DHAKA - Tens of thousands of mourners turned out Tuesday for the funeral of Bangladesh opposition leader Khaleda Zia's son in a massive show of support for the embattled former premier.
Arafat Rahman Koko, 44, died of a heart attack on Saturday in Malaysia, a devastating blow to the opposition leader after she launched fresh protests this month to try to topple bitter rival Prime Minister Sheikh Hasina.
Police inspector Alamgir, who uses one name, estimated the number of mourners at 50,000 to 60,000, while another police officer put the total at around 100,000.
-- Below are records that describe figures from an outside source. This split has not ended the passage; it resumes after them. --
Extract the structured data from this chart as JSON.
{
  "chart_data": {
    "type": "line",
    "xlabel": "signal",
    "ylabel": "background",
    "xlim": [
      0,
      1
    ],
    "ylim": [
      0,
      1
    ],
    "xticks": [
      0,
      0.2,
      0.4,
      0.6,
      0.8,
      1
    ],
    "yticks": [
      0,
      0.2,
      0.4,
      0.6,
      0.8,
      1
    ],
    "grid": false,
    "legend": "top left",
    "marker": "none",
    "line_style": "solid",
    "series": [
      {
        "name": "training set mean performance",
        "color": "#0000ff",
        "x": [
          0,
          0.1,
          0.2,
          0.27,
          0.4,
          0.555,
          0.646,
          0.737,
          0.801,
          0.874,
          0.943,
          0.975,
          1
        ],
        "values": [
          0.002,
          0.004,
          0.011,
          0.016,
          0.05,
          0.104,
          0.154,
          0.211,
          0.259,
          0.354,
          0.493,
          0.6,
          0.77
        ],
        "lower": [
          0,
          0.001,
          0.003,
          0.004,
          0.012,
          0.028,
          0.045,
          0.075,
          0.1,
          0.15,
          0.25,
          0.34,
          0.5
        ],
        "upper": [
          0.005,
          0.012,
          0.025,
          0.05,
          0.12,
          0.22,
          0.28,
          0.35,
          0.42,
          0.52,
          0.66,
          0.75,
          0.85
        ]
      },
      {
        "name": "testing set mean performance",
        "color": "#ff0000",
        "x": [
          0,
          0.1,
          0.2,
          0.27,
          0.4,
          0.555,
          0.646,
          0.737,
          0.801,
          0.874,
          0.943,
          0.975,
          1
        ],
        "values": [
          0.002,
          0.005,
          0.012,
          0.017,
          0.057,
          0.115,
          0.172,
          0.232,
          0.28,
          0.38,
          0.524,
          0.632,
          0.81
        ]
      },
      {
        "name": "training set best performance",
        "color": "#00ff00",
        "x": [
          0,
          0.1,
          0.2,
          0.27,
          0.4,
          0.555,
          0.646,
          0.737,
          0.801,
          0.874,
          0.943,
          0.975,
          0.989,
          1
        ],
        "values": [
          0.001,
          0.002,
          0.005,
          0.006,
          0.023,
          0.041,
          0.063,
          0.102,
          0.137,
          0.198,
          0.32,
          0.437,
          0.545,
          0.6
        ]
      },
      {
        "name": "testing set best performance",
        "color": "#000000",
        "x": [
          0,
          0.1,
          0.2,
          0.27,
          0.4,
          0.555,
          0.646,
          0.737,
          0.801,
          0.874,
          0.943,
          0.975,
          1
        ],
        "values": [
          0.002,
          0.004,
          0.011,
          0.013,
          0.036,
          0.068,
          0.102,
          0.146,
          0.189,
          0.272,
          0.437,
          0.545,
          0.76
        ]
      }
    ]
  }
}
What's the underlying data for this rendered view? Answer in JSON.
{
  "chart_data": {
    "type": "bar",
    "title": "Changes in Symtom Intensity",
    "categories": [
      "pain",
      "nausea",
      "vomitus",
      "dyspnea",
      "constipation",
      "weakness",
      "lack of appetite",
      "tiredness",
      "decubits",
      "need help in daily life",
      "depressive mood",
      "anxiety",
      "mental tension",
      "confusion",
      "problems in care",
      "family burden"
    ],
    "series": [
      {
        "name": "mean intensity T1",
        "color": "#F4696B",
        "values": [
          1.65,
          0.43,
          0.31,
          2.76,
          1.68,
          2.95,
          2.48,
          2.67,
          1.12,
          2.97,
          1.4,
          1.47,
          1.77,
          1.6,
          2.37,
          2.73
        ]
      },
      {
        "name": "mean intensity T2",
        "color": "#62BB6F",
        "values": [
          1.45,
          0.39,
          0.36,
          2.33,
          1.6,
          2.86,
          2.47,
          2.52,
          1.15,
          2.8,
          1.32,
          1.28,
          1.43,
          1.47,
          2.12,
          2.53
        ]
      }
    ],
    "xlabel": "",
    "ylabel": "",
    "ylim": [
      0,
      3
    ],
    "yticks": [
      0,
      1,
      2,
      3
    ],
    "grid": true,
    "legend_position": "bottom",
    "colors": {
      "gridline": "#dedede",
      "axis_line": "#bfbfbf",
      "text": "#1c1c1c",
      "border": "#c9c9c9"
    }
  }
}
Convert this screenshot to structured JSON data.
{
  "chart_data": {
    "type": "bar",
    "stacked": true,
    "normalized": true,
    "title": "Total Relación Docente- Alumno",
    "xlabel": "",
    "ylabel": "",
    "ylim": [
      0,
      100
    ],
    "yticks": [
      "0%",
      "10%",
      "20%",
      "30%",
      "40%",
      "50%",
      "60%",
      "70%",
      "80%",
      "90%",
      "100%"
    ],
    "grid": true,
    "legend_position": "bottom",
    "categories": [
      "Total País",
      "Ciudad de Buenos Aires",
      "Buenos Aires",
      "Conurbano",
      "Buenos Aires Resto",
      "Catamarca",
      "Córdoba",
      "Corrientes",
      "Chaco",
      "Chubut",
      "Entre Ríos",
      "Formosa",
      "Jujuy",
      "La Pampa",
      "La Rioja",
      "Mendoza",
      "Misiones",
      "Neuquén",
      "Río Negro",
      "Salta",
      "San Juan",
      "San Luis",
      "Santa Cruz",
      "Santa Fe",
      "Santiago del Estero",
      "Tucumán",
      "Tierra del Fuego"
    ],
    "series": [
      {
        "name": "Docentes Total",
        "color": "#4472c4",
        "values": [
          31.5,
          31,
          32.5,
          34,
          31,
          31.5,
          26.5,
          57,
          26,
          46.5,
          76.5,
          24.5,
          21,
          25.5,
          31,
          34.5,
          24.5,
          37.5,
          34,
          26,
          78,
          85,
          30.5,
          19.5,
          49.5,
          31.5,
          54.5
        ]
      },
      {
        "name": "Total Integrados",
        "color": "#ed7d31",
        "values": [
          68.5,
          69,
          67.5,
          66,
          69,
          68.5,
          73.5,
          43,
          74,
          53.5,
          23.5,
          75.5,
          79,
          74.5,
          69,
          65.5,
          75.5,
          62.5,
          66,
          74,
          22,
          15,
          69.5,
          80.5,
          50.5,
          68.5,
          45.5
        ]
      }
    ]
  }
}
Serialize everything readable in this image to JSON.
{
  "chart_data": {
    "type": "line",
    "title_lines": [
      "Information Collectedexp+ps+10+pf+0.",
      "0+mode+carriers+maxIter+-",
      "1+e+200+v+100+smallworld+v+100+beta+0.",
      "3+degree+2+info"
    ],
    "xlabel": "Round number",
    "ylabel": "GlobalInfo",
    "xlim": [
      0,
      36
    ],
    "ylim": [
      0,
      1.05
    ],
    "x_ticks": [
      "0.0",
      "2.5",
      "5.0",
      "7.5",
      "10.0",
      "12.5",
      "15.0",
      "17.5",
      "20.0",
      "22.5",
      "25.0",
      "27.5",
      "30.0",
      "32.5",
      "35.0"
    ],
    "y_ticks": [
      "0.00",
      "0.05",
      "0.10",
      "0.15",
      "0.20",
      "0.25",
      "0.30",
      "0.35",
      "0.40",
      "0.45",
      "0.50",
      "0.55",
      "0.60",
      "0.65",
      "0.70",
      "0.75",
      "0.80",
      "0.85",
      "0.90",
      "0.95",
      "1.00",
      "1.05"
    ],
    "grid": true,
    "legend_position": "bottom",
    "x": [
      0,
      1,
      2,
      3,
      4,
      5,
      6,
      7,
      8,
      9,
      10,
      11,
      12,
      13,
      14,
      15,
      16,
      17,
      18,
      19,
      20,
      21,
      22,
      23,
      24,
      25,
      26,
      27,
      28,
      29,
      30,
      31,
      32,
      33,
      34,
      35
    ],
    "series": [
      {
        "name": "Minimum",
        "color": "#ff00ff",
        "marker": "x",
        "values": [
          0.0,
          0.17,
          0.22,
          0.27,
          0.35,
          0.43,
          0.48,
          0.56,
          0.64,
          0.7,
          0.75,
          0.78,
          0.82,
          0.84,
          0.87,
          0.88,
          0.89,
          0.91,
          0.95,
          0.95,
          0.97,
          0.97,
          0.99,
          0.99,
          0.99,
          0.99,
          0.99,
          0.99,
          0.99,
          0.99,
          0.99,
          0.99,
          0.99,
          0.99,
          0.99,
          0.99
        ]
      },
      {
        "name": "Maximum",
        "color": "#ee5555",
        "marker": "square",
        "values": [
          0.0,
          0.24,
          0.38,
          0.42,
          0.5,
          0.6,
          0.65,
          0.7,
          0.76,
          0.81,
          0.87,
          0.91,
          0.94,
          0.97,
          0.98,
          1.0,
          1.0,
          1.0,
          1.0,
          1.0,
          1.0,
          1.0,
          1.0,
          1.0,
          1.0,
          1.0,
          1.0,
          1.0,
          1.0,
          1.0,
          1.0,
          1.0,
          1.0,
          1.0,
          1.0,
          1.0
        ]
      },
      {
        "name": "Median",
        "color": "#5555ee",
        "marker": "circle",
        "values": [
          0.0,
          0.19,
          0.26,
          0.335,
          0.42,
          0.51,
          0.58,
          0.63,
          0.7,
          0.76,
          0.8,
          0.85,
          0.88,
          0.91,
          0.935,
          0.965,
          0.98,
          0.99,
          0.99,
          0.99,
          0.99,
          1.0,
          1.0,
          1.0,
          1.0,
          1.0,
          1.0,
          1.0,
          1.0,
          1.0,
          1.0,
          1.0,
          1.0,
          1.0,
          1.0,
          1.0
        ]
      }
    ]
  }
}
Traffic ground to a halt in central Dhaka as crowds spilled onto roads around a mosque for the funeral after Koko's body arrived home on Tuesday morning."I joined the funeral because I felt sorry for him. His mother is confined in her office and his eldest brother is in exile in London," said Mohammad Nuruzzaman, a supporter of Zia's Bangladesh Nationalist Party (BNP).
Koko, who was not active in politics, has been living in exile in Thailand and Malaysia since 2008 after the then army-backed government launched corruption cases against him.
He was sentenced to six years in jail and fined US$2.5 million (S$3.13 million) in June 2011 for laundering money through accounts in Singapore between 2004 and 2006, when Zia was in power.
Despite Koko's death, opposition officials said the BNP leader was determined to maintain a nationwide transport blockade she called to force Hasina from office.
Attempts to enforce the blockade have sparked clashes that have left least 36 people dead.
The latest crisis began when police confined Zia to her office after she threatened to lead a mass rally against Hasina.
Zia wants Hasina to call fresh polls after last year's controversial general election, which opposition parties boycotted on the grounds it would be rigged.
Hasina on Saturday called on Zia to offer her condolences, but, in an apparent snub, the premier was left standing outside the 69-year-old's office before being turned away.
Zia and Hasina are known for their bitter rivalry, which has poisoned Bangladeshi politics for nearly three decades.